1. Neglecting Lodging Tax on Rental Income from Short Stays

Short term rental properties are subject to far more taxes than longer term rentals. Although the definition of a short term rental varies from state to state, but is usually less than thirty days. Florida and Hawaii have stricter laws, defining short term as anything less than six months.

It is important to know whether your clients have a short or long term rental because these rental property income has special tax rules. The host is required to pay lodging taxes, which are 10-15% of the charge in most cases. Unlike other rental expenses, there are no tax deductions to defray these costs.

Because people renting on Airbnb and other popular sites can make a substantial amount of income, this tax on rental income can add up quickly. Landlords may be hit with a surprise bill of thousands of dollars. Many people have never encountered this kind of tax and are not aware of which agencies to contact. The exact agency in charge of lodging tax varies by area, so every accountant should take the time to find out the details.

2. Failing to Take the Right Income Tax Deductions

While lodging and sales taxes are not subject to deductions, there are many ways for landlords to lower their income tax burden. You can deduct a wide variety of rental expenses, such as rent, utilities, property maintenance, depreciation of the property, cleaning, and even property taxes. As a result, many short term rentals operate at a net loss, with negative rental income.

Many clients are not aware of the wide variety of deductions they can take while remaining totally compliant with tax rules and thus end up paying too much. For most landlords, lodging and sales tax should be the only significant taxes that they pay.

3. Forgetting Sales Tax

Long term rentals are not subject to sales taxes. Short term rentals, however, are subject to these. Sales taxes vary by the area but are often around 10-15% of the rental charge, comprising a significant tax on rental income. As with lodging tax, these are paid to a separate agency rather than the IRS. Many people are shocked when they are hit with a multi-thousand dollar tax bill.

One of the key issues with Airbnb and other websites is that people do not see it as a small business. They view it as a gig and treat the income like garage sale income, pocketing the total. It is important for accountants to ensure that they view it as a small business from the outset, which brings us to our last point.

4. Failing to Keep Good Records

People who rent property for extra income are small business owners – and very small business owner should become very comfortable with record keeping. This includes tracking income, which can be surprisingly complicated for those who are using multiple websites to manage their short term rentals. In addition, it is important to keep careful details of expenses, even small ones such as cleaning products, to increase deductions and ultimately lower their tax on rental income.

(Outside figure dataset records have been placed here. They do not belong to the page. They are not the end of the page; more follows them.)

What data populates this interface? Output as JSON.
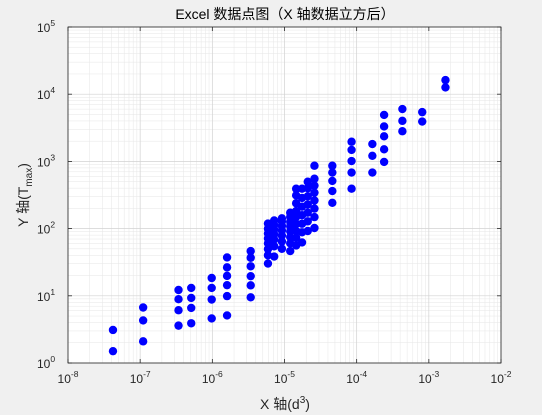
{
  "chart_data": {
    "type": "scatter",
    "title": "Excel 数据点图（X 轴数据立方后）",
    "xlabel": {
      "main": "X 轴(d",
      "sup": "3",
      "close": ")"
    },
    "ylabel": {
      "main": "Y 轴(T",
      "sub": "max",
      "close": ")"
    },
    "xscale": "log",
    "yscale": "log",
    "xlim": [
      1e-08,
      0.01
    ],
    "ylim": [
      1,
      100000
    ],
    "x_ticks": [
      {
        "base": "10",
        "exp": "-8"
      },
      {
        "base": "10",
        "exp": "-7"
      },
      {
        "base": "10",
        "exp": "-6"
      },
      {
        "base": "10",
        "exp": "-5"
      },
      {
        "base": "10",
        "exp": "-4"
      },
      {
        "base": "10",
        "exp": "-3"
      },
      {
        "base": "10",
        "exp": "-2"
      }
    ],
    "y_ticks": [
      {
        "base": "10",
        "exp": "0"
      },
      {
        "base": "10",
        "exp": "1"
      },
      {
        "base": "10",
        "exp": "2"
      },
      {
        "base": "10",
        "exp": "3"
      },
      {
        "base": "10",
        "exp": "4"
      },
      {
        "base": "10",
        "exp": "5"
      }
    ],
    "grid": true,
    "minor_grid": true,
    "marker_color": "#0000ff",
    "background_color": "#f0f0f0",
    "axes_color": "#ffffff",
    "points": [
      [
        4.2e-08,
        1.5
      ],
      [
        4.2e-08,
        3.1
      ],
      [
        1.1e-07,
        2.1
      ],
      [
        1.1e-07,
        4.3
      ],
      [
        1.1e-07,
        6.7
      ],
      [
        3.4e-07,
        3.6
      ],
      [
        3.4e-07,
        6.1
      ],
      [
        3.4e-07,
        8.9
      ],
      [
        3.4e-07,
        12.2
      ],
      [
        5.1e-07,
        3.9
      ],
      [
        5.1e-07,
        6.6
      ],
      [
        5.1e-07,
        9.3
      ],
      [
        5.1e-07,
        13.1
      ],
      [
        9.8e-07,
        4.6
      ],
      [
        9.8e-07,
        8.8
      ],
      [
        9.8e-07,
        13.1
      ],
      [
        9.8e-07,
        18.4
      ],
      [
        1.6e-06,
        5.1
      ],
      [
        1.6e-06,
        9.9
      ],
      [
        1.6e-06,
        14.4
      ],
      [
        1.6e-06,
        19.8
      ],
      [
        1.6e-06,
        26.5
      ],
      [
        1.6e-06,
        37.2
      ],
      [
        3.4e-06,
        9.5
      ],
      [
        3.4e-06,
        14.3
      ],
      [
        3.4e-06,
        19.6
      ],
      [
        3.4e-06,
        27.5
      ],
      [
        3.4e-06,
        36.8
      ],
      [
        3.4e-06,
        46.2
      ],
      [
        5.9e-06,
        30.2
      ],
      [
        5.9e-06,
        40.1
      ],
      [
        5.9e-06,
        49.5
      ],
      [
        5.9e-06,
        60.4
      ],
      [
        5.9e-06,
        71.3
      ],
      [
        5.9e-06,
        84.2
      ],
      [
        5.9e-06,
        99.4
      ],
      [
        5.9e-06,
        118.6
      ],
      [
        7.2e-06,
        38.4
      ],
      [
        7.2e-06,
        54.6
      ],
      [
        7.2e-06,
        68.7
      ],
      [
        7.2e-06,
        82.3
      ],
      [
        7.2e-06,
        96.5
      ],
      [
        7.2e-06,
        112.8
      ],
      [
        7.2e-06,
        132.1
      ],
      [
        9.2e-06,
        50.1
      ],
      [
        9.2e-06,
        64.3
      ],
      [
        9.2e-06,
        78.6
      ],
      [
        9.2e-06,
        93.2
      ],
      [
        9.2e-06,
        109.5
      ],
      [
        9.2e-06,
        127.4
      ],
      [
        9.2e-06,
        142.2
      ],
      [
        1.2e-05,
        46.3
      ],
      [
        1.2e-05,
        60.5
      ],
      [
        1.2e-05,
        74.8
      ],
      [
        1.2e-05,
        91.2
      ],
      [
        1.2e-05,
        108.3
      ],
      [
        1.2e-05,
        126.5
      ],
      [
        1.2e-05,
        148.2
      ],
      [
        1.2e-05,
        172.4
      ],
      [
        1.45e-05,
        56.1
      ],
      [
        1.45e-05,
        73.2
      ],
      [
        1.45e-05,
        92.6
      ],
      [
        1.45e-05,
        118.1
      ],
      [
        1.45e-05,
        148.6
      ],
      [
        1.45e-05,
        182.2
      ],
      [
        1.45e-05,
        238.4
      ],
      [
        1.45e-05,
        312.6
      ],
      [
        1.45e-05,
        392.1
      ],
      [
        1.75e-05,
        62.3
      ],
      [
        1.75e-05,
        88.1
      ],
      [
        1.75e-05,
        118.2
      ],
      [
        1.75e-05,
        158.3
      ],
      [
        1.75e-05,
        212.1
      ],
      [
        1.75e-05,
        286.2
      ],
      [
        1.75e-05,
        392.3
      ],
      [
        2.1e-05,
        92.1
      ],
      [
        2.1e-05,
        128.2
      ],
      [
        2.1e-05,
        172.6
      ],
      [
        2.1e-05,
        228.3
      ],
      [
        2.1e-05,
        302.4
      ],
      [
        2.1e-05,
        398.1
      ],
      [
        2.1e-05,
        498.2
      ],
      [
        2.6e-05,
        102.1
      ],
      [
        2.6e-05,
        148.3
      ],
      [
        2.6e-05,
        198.4
      ],
      [
        2.6e-05,
        262.1
      ],
      [
        2.6e-05,
        342.5
      ],
      [
        2.6e-05,
        436.2
      ],
      [
        2.6e-05,
        552.3
      ],
      [
        2.6e-05,
        862.1
      ],
      [
        4.6e-05,
        242.1
      ],
      [
        4.6e-05,
        362.2
      ],
      [
        4.6e-05,
        512.3
      ],
      [
        4.6e-05,
        682.1
      ],
      [
        4.6e-05,
        862.2
      ],
      [
        8.5e-05,
        392.2
      ],
      [
        8.5e-05,
        682.1
      ],
      [
        8.5e-05,
        1012.3
      ],
      [
        8.5e-05,
        1482.1
      ],
      [
        8.5e-05,
        1962.2
      ],
      [
        0.000165,
        682.2
      ],
      [
        0.000165,
        1212.1
      ],
      [
        0.000165,
        1812.3
      ],
      [
        0.00024,
        982.1
      ],
      [
        0.00024,
        1512.2
      ],
      [
        0.00024,
        2362.1
      ],
      [
        0.00024,
        3312.2
      ],
      [
        0.00024,
        4912.1
      ],
      [
        0.00043,
        2812.1
      ],
      [
        0.00043,
        4012.2
      ],
      [
        0.00043,
        6012.3
      ],
      [
        0.00081,
        3912.1
      ],
      [
        0.00081,
        5412.2
      ],
      [
        0.0017,
        12612.1
      ],
      [
        0.0017,
        16212.2
      ]
    ]
  }
}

Failing to keep receipts and books can have huge tax implications for your clients. It’s important that accountants help them to develop a solid system from the beginning.

Many Americans are turning to small businesses as a way to augment their income. They may see these activities as a gig, but the IRS and local tax authorities will see them as much more. Helping your clients to prepare for and avoid these four common pitfalls will ensure that there are no unwanted surprises and that they pay as little tax on rental income as legally possible.